I’m not quite sure how to begin this post, because in all honesty, I’m still trying to wrap my head around the fact that it’s done. Four years. Dozens of essays. Hundreds of books. Early mornings. Long days. Countless cups of coffee. More than a few existential crises. And now, it’s over. I’ve officially finished my English Literature & Creative Writing degree.
And not just finished—it feels surreal even writing this—I’ve come out with a First.
A First!
I’ll say it again because I need to keep reminding myself: I got a First.
Even now, as I type that, part of me is looking around like, “Surely they’ve got the wrong person?” Because this wasn’t supposed to happen. University wasn’t supposed to be part of my story. I didn’t grow up thinking I’d go. I didn’t have a grand plan. In fact, for the longest time, it didn’t even seem like an option. It was something other people did. People who were confident. People who knew what they wanted. People who could afford it. I was 35 when Alex and I discussed it, and I made the decision to apply, and even then, I thought I’d probably just get through it the best I could and come out the other side with “enough”.
Instead, I found myself thriving in ways I didn’t expect.
Going back into education as a mature student isn’t something I took lightly. There’s a lot of self-doubt that comes with that decision. I hadn’t written an essay since college, and here I was voluntarily throwing myself into four years of literary analysis, creative practice, and academic pressure. I worried I’d be out of place, too old, too rusty. I worried I wouldn’t keep up. But I also knew I needed something more. I had written a couple of books before starting the degree—self-taught, mostly instinctive—but I wanted to understand my craft better. I wanted to know why things worked. I wanted to push myself and see what else I was capable of.
Turns out, the answer was: quite a lot.
The course didn’t just teach me to write better—it taught me to think differently. I learned to question what I thought I knew, to experiment with form, and to write outside my comfort zone. I went in thinking I’d focus on fiction. What I didn’t expect was to fall in love with scriptwriting—a format I’d never seriously considered—and to discover a genuine passion for biographical writing. Those two disciplines, which felt so foreign at first, now feel like part of my creative toolkit, and my final-year biography project is something I’m genuinely proud of.
That final year was intense—no sugar-coating it. The jump in expectations was real, and the deadlines came thick and fast. But what made it easier was the fact that I cared about the work. I wasn’t just ticking boxes or chasing grades (though, yes, I was absolutely doing that too), I was writing things I wanted to take further. A few of the projects I completed this year have legs, and I plan to keep working on them now that the degree’s finished. That’s maybe the biggest thing I’m taking away from all this: not just the qualification, but the sense of momentum.
And I’m not doing it alone. One of the things I’ll always be grateful for is the support I received from my lecturers and the friends I’ve made along the way. They never made me feel out of place for being older or having come to this later in life. In fact, they encouraged me, challenged me, even, to dig deeper, to develop ideas beyond the course. That kind of backing means the world, especially when you’re putting so much of yourself into your creative work. It makes you feel like you’re not just being assessed—you’re being believed in.

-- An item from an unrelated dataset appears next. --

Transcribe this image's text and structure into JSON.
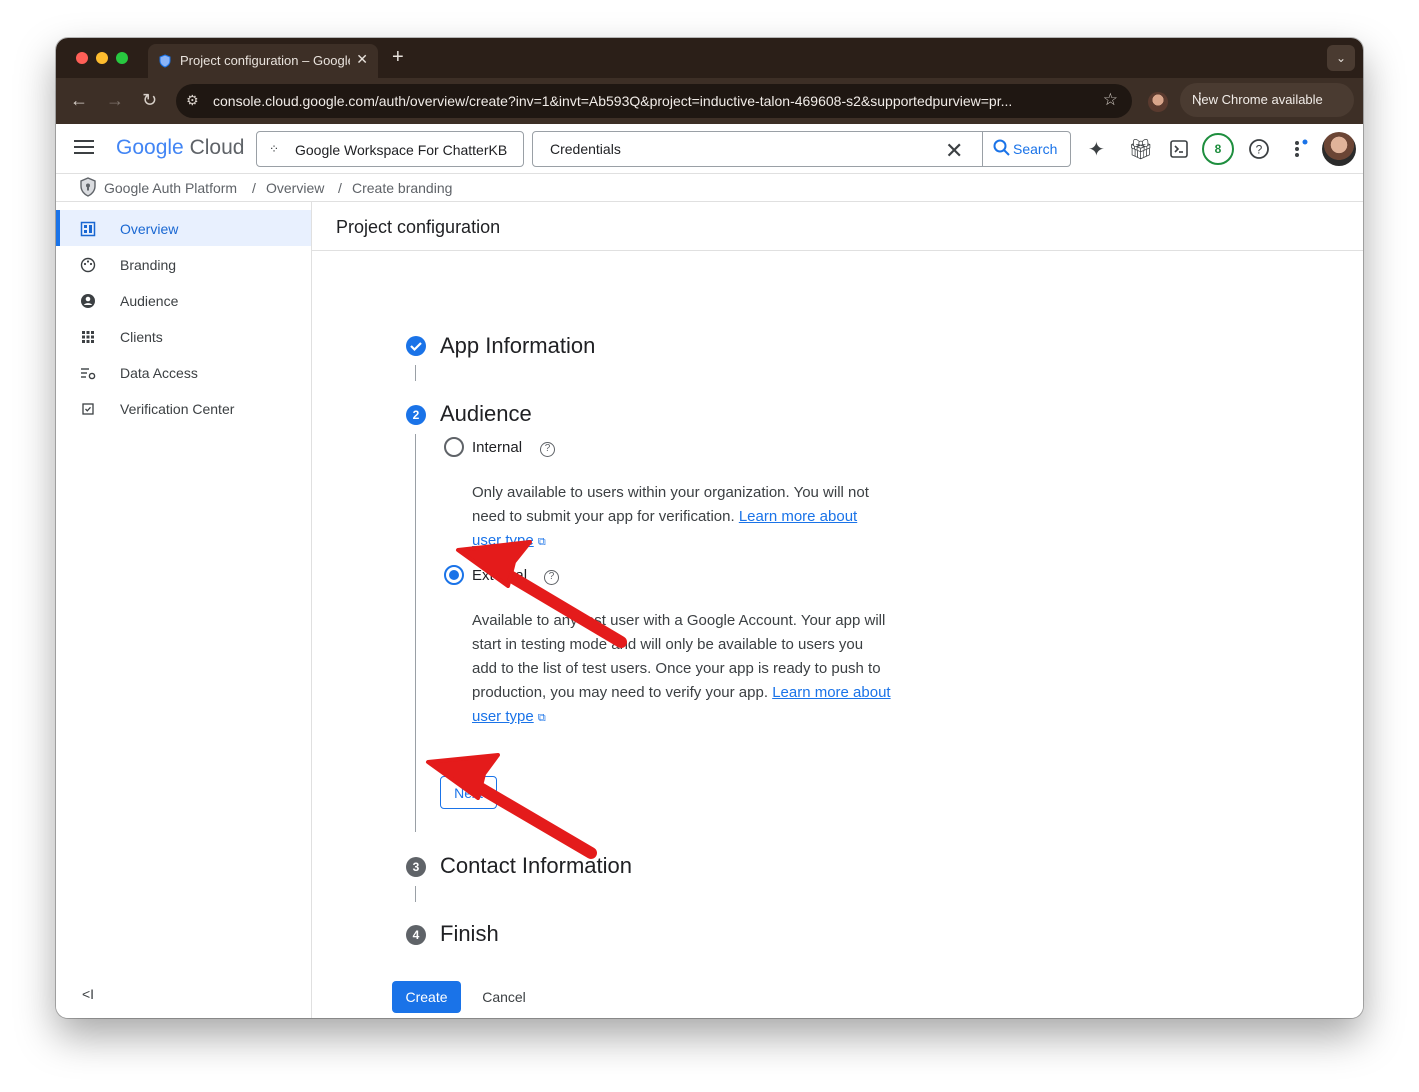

I won’t pretend I haven’t thought about what’s next. There was a moment when I seriously considered going straight into a Master’s in Creative Writing. I even started looking at courses. It felt like the obvious next step. But the truth is… I’m exhausted. Academically, creatively, emotionally—just tired. After three years of constant deadlines and critical thinking, I need to step back and breathe. Not forever, just for now.
That’s not to say I’ve ruled out doing a Master’s in the future. It’s still on the table. But I know myself well enough to recognise that if I threw myself into another year of study right now, I’d burn out completely. And I don’t want to lose the love I’ve (re)discovered for writing by pushing myself too hard, too soon. Right now, I want to write freely again. I want to revisit those final-year projects without the weight of assessment looming over them. I want to give myself time to play, explore, and just enjoy the process.
And finally, huge congratulations to everyone in my cohort. Whether you came in straight from college or, like me, took the scenic route here, we all made it through together. I’ve seen the talent, the graft, the creativity, and the passion across the board—and it’s been a privilege to be part of this journey with such a brilliant, resilient group of people. We’ve shared seminars, feedback sessions, panic over deadlines, and the occasional moan—but we also shared encouragement, ideas, and the joy of discovering our voices side by side.
It’s hard to sum up what this whole experience has meant to me. It’s more than a degree. It’s more than a grade. It’s a reminder that it’s never too late to start again. That you’re not past it. That you’re not “too old”. That your story can shift at any moment, if you’re brave enough to take the first step.
So to anyone out there who’s thinking about making a change, or going back to something they thought they’d missed the boat on—this is your sign. You’re not behind. You’re just on a different path.
And for me? Well, this chapter’s finished. And what a chapter it was.
Time to see what the next one brings.